First, check out out the Archive’s Senior Analyst Kate Doyle testifying in Guatemala City about the 1984 disappearance of Guatemalan union leader Fernando Garcia at the hands of the former Guatemalan security service.
A recent study conducted by CREW (Citizens for Responsibility and Ethics and Washington) shows that the new government initiatives to increase information freedom have yet to yield major results. In short, while CREW commends the Obama administration for its stated effort to implement the Freedom of Information Act (FOIA) more effectively, the speed and efficiency of FOIA has not yet improved. Additionally, the survey shows that discontent among FOIA officers is high.
Quill magazine largely seconds CREW’s analysis.
According to US Secretary of Defense Bob Gates, the Wikileaks’ exposure of classified Afghanistan documents did not reveal any US sources or methods. The documents did name Afghans who cooperated and collaborated with US forces, therefore exposing them to danger. Despite this, there has been no reported evidence of the Taliban carrying out retribution attacks.

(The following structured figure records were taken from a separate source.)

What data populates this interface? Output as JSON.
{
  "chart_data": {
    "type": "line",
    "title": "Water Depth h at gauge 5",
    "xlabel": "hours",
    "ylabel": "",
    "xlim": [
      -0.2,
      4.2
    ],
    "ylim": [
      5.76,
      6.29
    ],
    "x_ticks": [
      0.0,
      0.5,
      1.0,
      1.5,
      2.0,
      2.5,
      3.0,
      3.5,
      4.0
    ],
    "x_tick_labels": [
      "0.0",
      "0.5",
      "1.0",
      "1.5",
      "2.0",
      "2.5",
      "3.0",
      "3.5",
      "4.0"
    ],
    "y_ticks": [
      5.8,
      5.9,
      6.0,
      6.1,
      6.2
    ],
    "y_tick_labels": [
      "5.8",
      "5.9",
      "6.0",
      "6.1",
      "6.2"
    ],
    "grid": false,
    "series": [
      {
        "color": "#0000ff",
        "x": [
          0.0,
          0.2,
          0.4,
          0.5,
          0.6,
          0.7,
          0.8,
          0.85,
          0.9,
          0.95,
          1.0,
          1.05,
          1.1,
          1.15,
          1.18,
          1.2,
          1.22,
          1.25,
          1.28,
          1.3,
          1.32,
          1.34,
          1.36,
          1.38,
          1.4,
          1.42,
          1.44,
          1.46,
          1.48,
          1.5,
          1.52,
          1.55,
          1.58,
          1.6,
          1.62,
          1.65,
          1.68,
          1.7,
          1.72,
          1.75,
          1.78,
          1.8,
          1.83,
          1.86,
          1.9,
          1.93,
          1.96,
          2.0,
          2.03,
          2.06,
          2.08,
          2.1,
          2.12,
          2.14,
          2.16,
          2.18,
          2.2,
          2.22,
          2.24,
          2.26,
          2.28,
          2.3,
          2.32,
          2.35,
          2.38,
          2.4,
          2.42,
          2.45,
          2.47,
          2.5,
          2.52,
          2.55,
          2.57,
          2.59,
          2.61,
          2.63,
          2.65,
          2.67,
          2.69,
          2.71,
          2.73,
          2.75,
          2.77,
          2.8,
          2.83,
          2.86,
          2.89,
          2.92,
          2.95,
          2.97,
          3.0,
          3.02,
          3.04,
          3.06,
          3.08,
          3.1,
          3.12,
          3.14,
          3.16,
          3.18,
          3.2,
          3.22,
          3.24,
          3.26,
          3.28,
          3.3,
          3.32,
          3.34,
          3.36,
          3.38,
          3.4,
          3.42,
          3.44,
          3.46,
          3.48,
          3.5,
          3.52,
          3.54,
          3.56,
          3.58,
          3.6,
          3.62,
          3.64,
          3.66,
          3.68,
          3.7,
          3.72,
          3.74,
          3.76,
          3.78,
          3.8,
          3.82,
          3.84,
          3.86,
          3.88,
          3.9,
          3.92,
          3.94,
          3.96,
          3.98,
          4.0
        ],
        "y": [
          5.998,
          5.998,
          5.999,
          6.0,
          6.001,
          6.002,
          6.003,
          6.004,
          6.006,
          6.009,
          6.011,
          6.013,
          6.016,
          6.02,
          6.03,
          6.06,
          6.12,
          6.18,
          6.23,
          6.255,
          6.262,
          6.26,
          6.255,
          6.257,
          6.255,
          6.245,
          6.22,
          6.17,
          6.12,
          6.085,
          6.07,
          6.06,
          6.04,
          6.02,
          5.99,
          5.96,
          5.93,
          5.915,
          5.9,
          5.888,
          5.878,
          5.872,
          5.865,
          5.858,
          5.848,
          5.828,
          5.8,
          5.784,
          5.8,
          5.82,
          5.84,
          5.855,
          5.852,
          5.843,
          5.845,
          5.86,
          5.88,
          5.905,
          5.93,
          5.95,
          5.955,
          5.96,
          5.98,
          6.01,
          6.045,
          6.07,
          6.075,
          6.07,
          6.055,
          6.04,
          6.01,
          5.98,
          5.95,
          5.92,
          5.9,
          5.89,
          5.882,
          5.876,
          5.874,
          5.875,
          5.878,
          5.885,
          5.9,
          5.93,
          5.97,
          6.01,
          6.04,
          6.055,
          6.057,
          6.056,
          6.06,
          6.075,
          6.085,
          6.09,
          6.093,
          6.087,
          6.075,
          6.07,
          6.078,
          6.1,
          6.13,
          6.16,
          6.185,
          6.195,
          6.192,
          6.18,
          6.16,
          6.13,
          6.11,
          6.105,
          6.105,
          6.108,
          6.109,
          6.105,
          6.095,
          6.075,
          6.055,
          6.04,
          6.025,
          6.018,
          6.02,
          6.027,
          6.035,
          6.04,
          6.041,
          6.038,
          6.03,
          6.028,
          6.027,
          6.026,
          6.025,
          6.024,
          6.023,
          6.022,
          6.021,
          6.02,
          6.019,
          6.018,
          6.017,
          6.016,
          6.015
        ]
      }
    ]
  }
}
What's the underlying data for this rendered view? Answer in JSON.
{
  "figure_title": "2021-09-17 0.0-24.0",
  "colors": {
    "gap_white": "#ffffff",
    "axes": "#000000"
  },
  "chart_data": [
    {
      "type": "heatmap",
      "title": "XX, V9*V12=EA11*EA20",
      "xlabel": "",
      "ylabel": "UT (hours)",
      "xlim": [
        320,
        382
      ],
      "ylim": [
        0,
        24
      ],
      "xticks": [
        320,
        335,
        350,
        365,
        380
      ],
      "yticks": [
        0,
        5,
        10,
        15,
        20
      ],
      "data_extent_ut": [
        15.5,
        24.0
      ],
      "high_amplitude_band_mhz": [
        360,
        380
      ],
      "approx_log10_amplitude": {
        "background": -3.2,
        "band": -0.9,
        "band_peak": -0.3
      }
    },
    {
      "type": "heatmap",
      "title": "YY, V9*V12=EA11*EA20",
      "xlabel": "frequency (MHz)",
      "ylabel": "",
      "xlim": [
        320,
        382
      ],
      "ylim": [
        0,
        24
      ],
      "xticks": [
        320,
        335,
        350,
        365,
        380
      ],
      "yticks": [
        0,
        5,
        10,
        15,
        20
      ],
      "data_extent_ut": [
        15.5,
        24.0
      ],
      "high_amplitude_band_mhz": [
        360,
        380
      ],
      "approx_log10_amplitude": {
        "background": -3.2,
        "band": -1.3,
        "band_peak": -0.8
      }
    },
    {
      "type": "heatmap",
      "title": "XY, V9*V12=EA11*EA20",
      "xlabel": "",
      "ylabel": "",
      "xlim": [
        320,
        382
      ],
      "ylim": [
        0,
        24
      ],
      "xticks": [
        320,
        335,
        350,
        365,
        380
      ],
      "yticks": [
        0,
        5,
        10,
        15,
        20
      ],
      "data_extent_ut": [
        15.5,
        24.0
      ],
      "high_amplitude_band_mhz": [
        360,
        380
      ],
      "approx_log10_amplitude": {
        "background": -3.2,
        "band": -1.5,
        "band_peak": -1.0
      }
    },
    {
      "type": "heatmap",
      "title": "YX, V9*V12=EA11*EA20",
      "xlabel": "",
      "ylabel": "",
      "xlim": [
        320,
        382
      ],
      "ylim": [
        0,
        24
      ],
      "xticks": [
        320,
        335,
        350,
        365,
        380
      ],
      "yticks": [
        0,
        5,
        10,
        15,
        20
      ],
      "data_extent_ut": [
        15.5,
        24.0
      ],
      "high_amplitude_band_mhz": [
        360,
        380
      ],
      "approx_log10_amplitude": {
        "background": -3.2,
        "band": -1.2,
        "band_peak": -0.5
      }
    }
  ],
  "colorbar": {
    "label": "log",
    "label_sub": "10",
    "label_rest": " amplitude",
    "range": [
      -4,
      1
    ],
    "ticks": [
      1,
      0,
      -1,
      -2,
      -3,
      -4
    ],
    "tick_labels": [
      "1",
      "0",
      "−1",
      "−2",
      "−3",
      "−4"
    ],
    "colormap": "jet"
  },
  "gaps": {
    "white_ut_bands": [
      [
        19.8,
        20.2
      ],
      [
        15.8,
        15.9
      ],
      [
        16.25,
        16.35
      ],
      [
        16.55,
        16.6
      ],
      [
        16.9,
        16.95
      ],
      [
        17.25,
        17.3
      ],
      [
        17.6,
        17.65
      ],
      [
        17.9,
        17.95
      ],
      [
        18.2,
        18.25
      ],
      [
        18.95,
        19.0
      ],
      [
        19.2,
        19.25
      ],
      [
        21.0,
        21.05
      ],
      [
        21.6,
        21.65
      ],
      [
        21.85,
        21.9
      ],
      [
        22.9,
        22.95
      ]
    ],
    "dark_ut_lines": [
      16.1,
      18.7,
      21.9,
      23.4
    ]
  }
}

One of the many travails of transferring the detainees at Guantanamo Bay into the US legal system is a special category of prisoner: those who are deemed too dangerous to release but also “not feasible for prosecution.” When Judge Henry Kennedy ordered the release of one of these “problem detainees,” a disturbing episode occurred. Kennedy’s opinion handled classified information and was mistakenly left unredacted and posted on the court’s website. The mistake was corrected almost immediately, and a second version was released. Disturbingly, Propublica’s comparison of the two shows that while classified information has been removed, the opinion has also been substantially rewritten in a way that skews the facts of the case.
Read Steve Aftergood’s piece on over-classification at Foreign Policy.

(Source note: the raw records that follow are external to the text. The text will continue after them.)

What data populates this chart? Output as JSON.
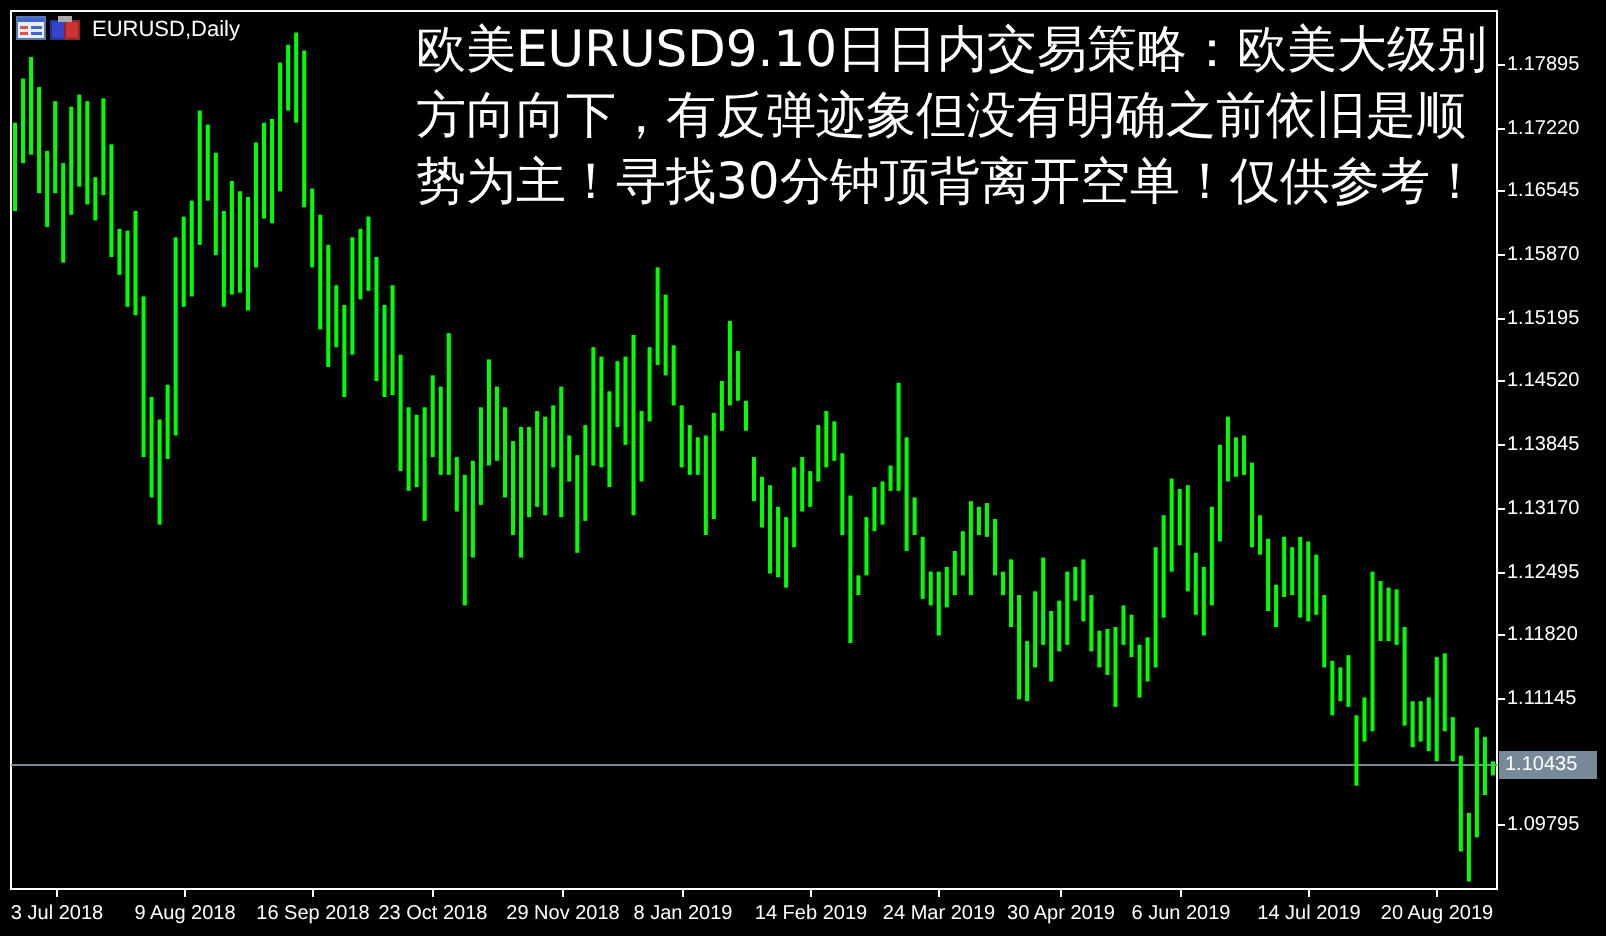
{
  "chart_data": {
    "type": "bar",
    "title": "EURUSD,Daily",
    "annotations": [
      "欧美EURUSD9.10日日内交易策略：欧美大级别方向向下，有反弹迹象但没有明确之前依旧是顺势为主！寻找30分钟顶背离开空单！仅供参考！"
    ],
    "categories": [
      null,
      null,
      null,
      null,
      null,
      "3 Jul 2018",
      null,
      null,
      null,
      null,
      null,
      null,
      null,
      null,
      null,
      null,
      null,
      null,
      null,
      null,
      null,
      "9 Aug 2018",
      null,
      null,
      null,
      null,
      null,
      null,
      null,
      null,
      null,
      null,
      null,
      null,
      null,
      null,
      null,
      "16 Sep 2018",
      null,
      null,
      null,
      null,
      null,
      null,
      null,
      null,
      null,
      null,
      null,
      null,
      null,
      null,
      "23 Oct 2018",
      null,
      null,
      null,
      null,
      null,
      null,
      null,
      null,
      null,
      null,
      null,
      null,
      null,
      null,
      null,
      "29 Nov 2018",
      null,
      null,
      null,
      null,
      null,
      null,
      null,
      null,
      null,
      null,
      null,
      null,
      null,
      null,
      "8 Jan 2019",
      null,
      null,
      null,
      null,
      null,
      null,
      null,
      null,
      null,
      null,
      null,
      null,
      null,
      null,
      null,
      "14 Feb 2019",
      null,
      null,
      null,
      null,
      null,
      null,
      null,
      null,
      null,
      null,
      null,
      null,
      null,
      null,
      null,
      "24 Mar 2019",
      null,
      null,
      null,
      null,
      null,
      null,
      null,
      null,
      null,
      null,
      null,
      null,
      null,
      null,
      "30 Apr 2019",
      null,
      null,
      null,
      null,
      null,
      null,
      null,
      null,
      null,
      null,
      null,
      null,
      null,
      null,
      "6 Jun 2019",
      null,
      null,
      null,
      null,
      null,
      null,
      null,
      null,
      null,
      null,
      null,
      null,
      null,
      null,
      null,
      "14 Jul 2019",
      null,
      null,
      null,
      null,
      null,
      null,
      null,
      null,
      null,
      null,
      null,
      null,
      null,
      null,
      null,
      "20 Aug 2019",
      null,
      null,
      null,
      null,
      null,
      null,
      null
    ],
    "base": [
      1.1633,
      1.1684,
      1.1693,
      1.1652,
      1.1616,
      1.1652,
      1.1578,
      1.1629,
      1.1659,
      1.164,
      1.1623,
      1.165,
      1.1584,
      1.1565,
      1.1531,
      1.1522,
      1.1371,
      1.1328,
      1.1299,
      1.1369,
      1.1394,
      1.1531,
      1.1542,
      1.1597,
      1.1644,
      1.1586,
      1.1531,
      1.1544,
      1.1546,
      1.1527,
      1.1573,
      1.1625,
      1.162,
      1.1654,
      1.174,
      1.1727,
      1.1637,
      1.1573,
      1.1507,
      1.1467,
      1.1488,
      1.1435,
      1.148,
      1.1539,
      1.1548,
      1.1452,
      1.1435,
      1.1437,
      1.1356,
      1.1335,
      1.1339,
      1.1303,
      1.1371,
      1.1352,
      1.1352,
      1.1313,
      1.1213,
      1.1264,
      1.132,
      1.1362,
      1.1367,
      1.1328,
      1.1288,
      1.1264,
      1.1307,
      1.1318,
      1.1309,
      1.136,
      1.1307,
      1.1345,
      1.1269,
      1.1303,
      1.1362,
      1.136,
      1.1339,
      1.1403,
      1.1384,
      1.1309,
      1.1345,
      1.1409,
      1.1469,
      1.1458,
      1.1426,
      1.136,
      1.1352,
      1.1352,
      1.1288,
      1.1305,
      1.1399,
      1.1426,
      1.1431,
      1.1399,
      1.1324,
      1.1296,
      1.1247,
      1.1243,
      1.1232,
      1.1275,
      1.1313,
      1.1318,
      1.1345,
      1.136,
      1.1367,
      1.1288,
      1.1173,
      1.1224,
      1.1245,
      1.1292,
      1.1299,
      1.1335,
      1.1335,
      1.1271,
      1.1288,
      1.122,
      1.1213,
      1.1181,
      1.1211,
      1.1224,
      1.1245,
      1.1224,
      1.1288,
      1.1286,
      1.1245,
      1.1224,
      1.119,
      1.1113,
      1.1111,
      1.1147,
      1.1171,
      1.1132,
      1.1164,
      1.1171,
      1.1218,
      1.1196,
      1.1164,
      1.1147,
      1.1139,
      1.1105,
      1.1171,
      1.1158,
      1.1115,
      1.1132,
      1.1147,
      1.12,
      1.1249,
      1.1277,
      1.1228,
      1.1203,
      1.1181,
      1.1213,
      1.1281,
      1.1345,
      1.135,
      1.1352,
      1.1275,
      1.1267,
      1.1207,
      1.119,
      1.1222,
      1.1224,
      1.12,
      1.1196,
      1.1203,
      1.1147,
      1.1096,
      1.1111,
      1.1105,
      1.1021,
      1.1068,
      1.1079,
      1.1175,
      1.1175,
      1.1171,
      1.1085,
      1.1062,
      1.1068,
      1.1058,
      1.1047,
      1.1079,
      1.1047,
      1.0951,
      1.0919,
      1.0966,
      1.1011,
      1.1032
    ],
    "values": [
      0.0094,
      0.009,
      0.0104,
      0.0113,
      0.0081,
      0.0098,
      0.0106,
      0.0115,
      0.0098,
      0.011,
      0.0046,
      0.0103,
      0.012,
      0.0049,
      0.0081,
      0.0111,
      0.0171,
      0.0107,
      0.0112,
      0.0079,
      0.0211,
      0.0096,
      0.0102,
      0.0143,
      0.0081,
      0.0109,
      0.0102,
      0.0121,
      0.0108,
      0.0121,
      0.0133,
      0.0102,
      0.0111,
      0.0137,
      0.007,
      0.0096,
      0.0167,
      0.0084,
      0.0122,
      0.013,
      0.0066,
      0.0098,
      0.0125,
      0.0075,
      0.0079,
      0.0132,
      0.0098,
      0.0117,
      0.0124,
      0.0089,
      0.0077,
      0.0121,
      0.0087,
      0.0094,
      0.0151,
      0.0058,
      0.0139,
      0.0103,
      0.0104,
      0.0113,
      0.0079,
      0.0096,
      0.01,
      0.0139,
      0.0096,
      0.0102,
      0.0105,
      0.0066,
      0.0139,
      0.0049,
      0.0104,
      0.0102,
      0.0126,
      0.0118,
      0.0102,
      0.007,
      0.0094,
      0.0192,
      0.0075,
      0.0079,
      0.0104,
      0.0086,
      0.0064,
      0.0066,
      0.0053,
      0.004,
      0.0106,
      0.0113,
      0.0053,
      0.009,
      0.0053,
      0.0032,
      0.0047,
      0.0054,
      0.0094,
      0.0075,
      0.0075,
      0.0085,
      0.0058,
      0.0038,
      0.006,
      0.006,
      0.0042,
      0.0087,
      0.0157,
      0.0021,
      0.0062,
      0.0047,
      0.0046,
      0.0027,
      0.0115,
      0.0121,
      0.004,
      0.0066,
      0.0036,
      0.0068,
      0.0043,
      0.0047,
      0.0047,
      0.01,
      0.003,
      0.0036,
      0.006,
      0.0025,
      0.0072,
      0.0111,
      0.0064,
      0.0081,
      0.0093,
      0.0075,
      0.0054,
      0.0078,
      0.0036,
      0.0066,
      0.006,
      0.0039,
      0.0049,
      0.0085,
      0.0042,
      0.0045,
      0.0056,
      0.0047,
      0.0128,
      0.0109,
      0.0099,
      0.006,
      0.0113,
      0.0066,
      0.0073,
      0.0105,
      0.0103,
      0.0069,
      0.0042,
      0.0042,
      0.009,
      0.0042,
      0.0077,
      0.0045,
      0.0064,
      0.0051,
      0.0086,
      0.0085,
      0.0064,
      0.0077,
      0.0058,
      0.0036,
      0.0055,
      0.0075,
      0.0047,
      0.017,
      0.0064,
      0.0057,
      0.0059,
      0.0105,
      0.0049,
      0.0043,
      0.0057,
      0.0111,
      0.0083,
      0.0047,
      0.0102,
      0.0073,
      0.0117,
      0.0062,
      0.0015
    ],
    "color": "#00ff00",
    "ylim": [
      1.0911,
      1.1846
    ],
    "yticks": [
      1.09795,
      1.11145,
      {
        "value": 1.1182,
        "label": "1.11820"
      },
      1.12495,
      {
        "value": 1.1317,
        "label": "1.13170"
      },
      1.13845,
      {
        "value": 1.1452,
        "label": "1.14520"
      },
      1.15195,
      {
        "value": 1.1587,
        "label": "1.15870"
      },
      1.16545,
      {
        "value": 1.1722,
        "label": "1.17220"
      },
      1.17895
    ],
    "ref_lines": [
      {
        "axis": "y",
        "value": 1.10435,
        "label": "1.10435",
        "color": "#778899"
      }
    ]
  }
}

And Secrecy News has also detailed the Obama Administration’s apparent double standard on declassification. Bob Woodward’s latest book –which exposed deep national security secrets– got nary a glance from the administration which prosecuted more leakers than any of its predecessors.

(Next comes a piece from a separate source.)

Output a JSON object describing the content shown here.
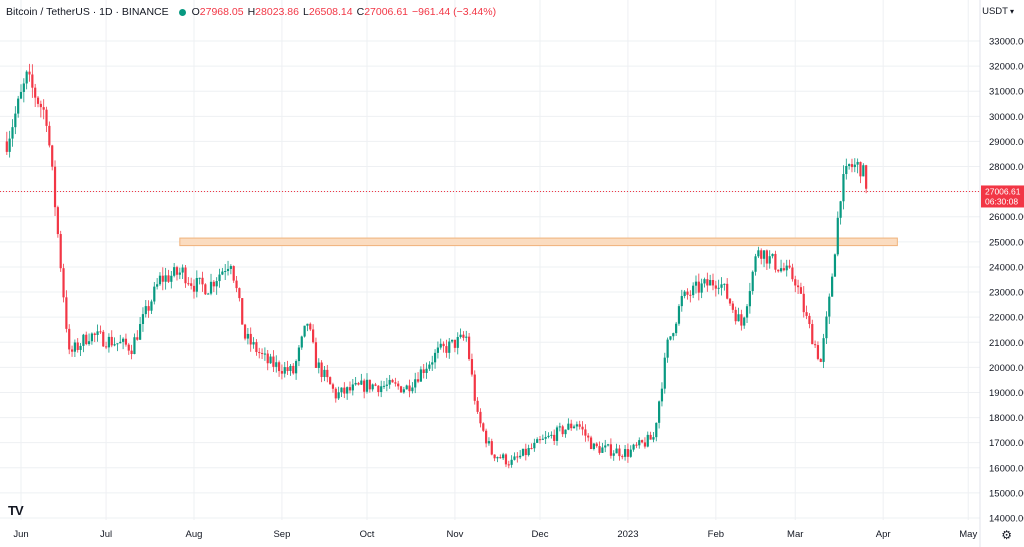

The latest prosecution is of an author who allegedly did not follow the instructions of the CIA’s Publication Review Board. A side note: the CIA contended in court that it did not have to disclose the author’s real name because “if defendant’s true name and affiliation with the CIA were officially acknowledged, foreign governments, enterprising journalists, and amateur spy-hunters would be able to discover and publicly disclose the cover methods defendant used to conceal his true status as a CIA officer.”
I wonder if any of you “amateur spy hunters” read this blog. (H/T Secrecy News).
Finally, read Walter Pincus’s elegant eulogy for the B-53 thermonuclear bomb. The B-53 –which yielded an explosion 600 times more powerful than the bomb dropped on Hiroshima– was the largest bomb in the US’s nuclear stockpile. Its rear compartment contained five parachutes because it was designed to sit softly on the ground before exploding and –as the plan went– destroying the USSR’s underground nuclear fallout bunkers.